For now, between 25 and 30 Gun Sense members are focusing on canvassing and phone-banking in support of Burlington's ballot measures each weekend, according to organizer Marie Adams. The group has raised $1,436 and spent $1,833 on its Burlington advocacy — much of it on advertising, including in Seven Days — according to a recent filing with the secretary of state's office.
That's far less than the $20,100 VFSC has raised and the $15,563 it's spent.

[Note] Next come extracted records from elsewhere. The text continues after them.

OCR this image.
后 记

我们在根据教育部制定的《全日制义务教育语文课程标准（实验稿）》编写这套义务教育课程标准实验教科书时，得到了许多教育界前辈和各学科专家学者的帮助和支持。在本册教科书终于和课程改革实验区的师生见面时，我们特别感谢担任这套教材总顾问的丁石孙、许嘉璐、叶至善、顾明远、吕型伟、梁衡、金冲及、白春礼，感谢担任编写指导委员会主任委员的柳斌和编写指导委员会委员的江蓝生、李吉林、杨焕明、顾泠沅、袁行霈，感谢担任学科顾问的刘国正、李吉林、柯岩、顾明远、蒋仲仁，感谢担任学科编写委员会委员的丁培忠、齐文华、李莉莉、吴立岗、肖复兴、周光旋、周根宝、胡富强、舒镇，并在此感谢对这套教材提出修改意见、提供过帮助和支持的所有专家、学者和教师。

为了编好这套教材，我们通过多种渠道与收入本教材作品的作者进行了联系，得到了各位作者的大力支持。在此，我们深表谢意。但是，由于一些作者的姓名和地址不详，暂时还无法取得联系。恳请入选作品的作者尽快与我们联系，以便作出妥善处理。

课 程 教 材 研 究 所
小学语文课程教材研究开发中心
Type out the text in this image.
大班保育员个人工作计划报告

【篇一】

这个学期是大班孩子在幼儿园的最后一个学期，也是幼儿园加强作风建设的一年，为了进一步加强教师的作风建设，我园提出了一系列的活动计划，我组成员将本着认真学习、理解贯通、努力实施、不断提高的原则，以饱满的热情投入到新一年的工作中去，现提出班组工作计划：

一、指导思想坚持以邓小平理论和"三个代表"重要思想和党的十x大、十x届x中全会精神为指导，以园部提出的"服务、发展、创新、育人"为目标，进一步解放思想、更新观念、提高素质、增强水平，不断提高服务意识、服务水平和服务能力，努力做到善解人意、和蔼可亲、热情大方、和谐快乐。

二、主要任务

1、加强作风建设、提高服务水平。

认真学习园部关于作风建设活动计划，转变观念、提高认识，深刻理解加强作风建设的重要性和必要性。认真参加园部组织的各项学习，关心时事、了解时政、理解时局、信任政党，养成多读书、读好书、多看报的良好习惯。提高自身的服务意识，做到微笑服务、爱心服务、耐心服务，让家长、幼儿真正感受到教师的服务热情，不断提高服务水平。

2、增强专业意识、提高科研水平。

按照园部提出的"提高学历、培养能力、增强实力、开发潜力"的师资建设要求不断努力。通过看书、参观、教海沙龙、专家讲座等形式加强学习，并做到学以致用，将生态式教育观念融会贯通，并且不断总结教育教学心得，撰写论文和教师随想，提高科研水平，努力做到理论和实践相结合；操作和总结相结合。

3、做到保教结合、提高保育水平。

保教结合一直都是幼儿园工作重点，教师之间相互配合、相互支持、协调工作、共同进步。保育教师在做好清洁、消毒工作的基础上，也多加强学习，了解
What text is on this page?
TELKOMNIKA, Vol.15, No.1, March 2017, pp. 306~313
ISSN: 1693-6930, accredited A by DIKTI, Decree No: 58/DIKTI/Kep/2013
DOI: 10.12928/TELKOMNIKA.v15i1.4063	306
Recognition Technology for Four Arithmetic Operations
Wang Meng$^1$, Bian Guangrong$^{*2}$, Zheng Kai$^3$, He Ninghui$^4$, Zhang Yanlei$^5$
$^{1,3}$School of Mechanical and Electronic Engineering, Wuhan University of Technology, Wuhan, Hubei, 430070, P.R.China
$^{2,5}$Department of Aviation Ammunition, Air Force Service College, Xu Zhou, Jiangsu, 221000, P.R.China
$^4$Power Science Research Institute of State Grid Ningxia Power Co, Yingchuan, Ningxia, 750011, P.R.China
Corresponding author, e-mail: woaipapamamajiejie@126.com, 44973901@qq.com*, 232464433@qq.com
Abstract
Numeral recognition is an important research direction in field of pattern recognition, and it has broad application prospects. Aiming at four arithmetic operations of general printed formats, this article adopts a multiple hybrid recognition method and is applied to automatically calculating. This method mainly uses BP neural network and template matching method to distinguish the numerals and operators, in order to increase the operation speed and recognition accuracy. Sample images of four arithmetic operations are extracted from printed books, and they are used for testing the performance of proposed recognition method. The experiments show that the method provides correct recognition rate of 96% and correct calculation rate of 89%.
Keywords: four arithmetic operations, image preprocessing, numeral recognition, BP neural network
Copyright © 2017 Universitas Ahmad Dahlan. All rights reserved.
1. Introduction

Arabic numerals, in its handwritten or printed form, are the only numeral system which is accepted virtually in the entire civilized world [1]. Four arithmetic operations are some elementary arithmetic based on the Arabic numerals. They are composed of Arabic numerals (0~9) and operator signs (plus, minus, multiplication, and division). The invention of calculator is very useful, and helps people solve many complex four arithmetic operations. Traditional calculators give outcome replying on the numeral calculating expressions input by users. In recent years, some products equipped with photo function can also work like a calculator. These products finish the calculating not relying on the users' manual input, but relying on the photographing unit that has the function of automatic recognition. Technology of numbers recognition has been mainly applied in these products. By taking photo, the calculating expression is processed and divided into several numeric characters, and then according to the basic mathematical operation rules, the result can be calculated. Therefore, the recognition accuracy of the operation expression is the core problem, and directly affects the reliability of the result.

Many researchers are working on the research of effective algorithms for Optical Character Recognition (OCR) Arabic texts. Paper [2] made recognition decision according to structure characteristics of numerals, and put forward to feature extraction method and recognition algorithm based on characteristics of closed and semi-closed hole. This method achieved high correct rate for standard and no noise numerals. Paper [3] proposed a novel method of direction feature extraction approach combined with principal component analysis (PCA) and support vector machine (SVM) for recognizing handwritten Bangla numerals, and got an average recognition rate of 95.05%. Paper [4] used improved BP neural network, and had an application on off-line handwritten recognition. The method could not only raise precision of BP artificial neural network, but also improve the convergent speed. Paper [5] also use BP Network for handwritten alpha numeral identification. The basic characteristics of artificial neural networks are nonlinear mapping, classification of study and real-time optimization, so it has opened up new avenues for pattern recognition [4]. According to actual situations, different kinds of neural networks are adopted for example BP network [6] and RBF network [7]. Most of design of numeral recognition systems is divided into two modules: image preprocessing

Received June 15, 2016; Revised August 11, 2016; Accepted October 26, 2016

The pro-gun group has dropped $3,232 on lawn signs and more than $12,081 on radio ads, according to its filing.
Notably, one of the Sportsmen's Federation's biggest individual donors is an infamous sportswoman: conservative donor Lenore Broughton, who contributed $1,000 to the cause.
The Burlington Free Press has also joined the club, opining against the domestic violence-related charter change in a recent editorial.
"The change on the Town Meeting Day ballot is overly broad and allows confiscation without requiring formal charges or proof that the weapons present an imminent threat to persons," editorial page editor Aki Soga wrote.
Burlington Mayor Miro Weinberger sees it differently, calling the proposals "important steps to take for public safety in Burlington."
But the mayor declined to put the might of his political action committee, called Partnership for Burlington's Future, behind the measures, saying the PAC "was created to advocate and organize on fiscal issues and waterfront investment issues." So far it's spent $5,397 on Burlington's non-gun-related ballot initiatives.
Nevertheless, Weinberger says he's been speaking out in support of the gun proposals in newspaper columns and neighborhood meetings, and he says his volunteers will help Gun Sense distribute their fliers this weekend.
Because the charter changes would require Statehouse approval, Weinberger argues that passage would initiate an important conversation in Montpelier that could set the table for Gun Sense's proposed universal background check advocacy.
"I think that discussion is coming," he says. "I think Burlington having a strong vote on these will impact that policy."
Disclosure: Tim Ashe is the domestic partner of Seven Days publisher and coeditor Paula Routly.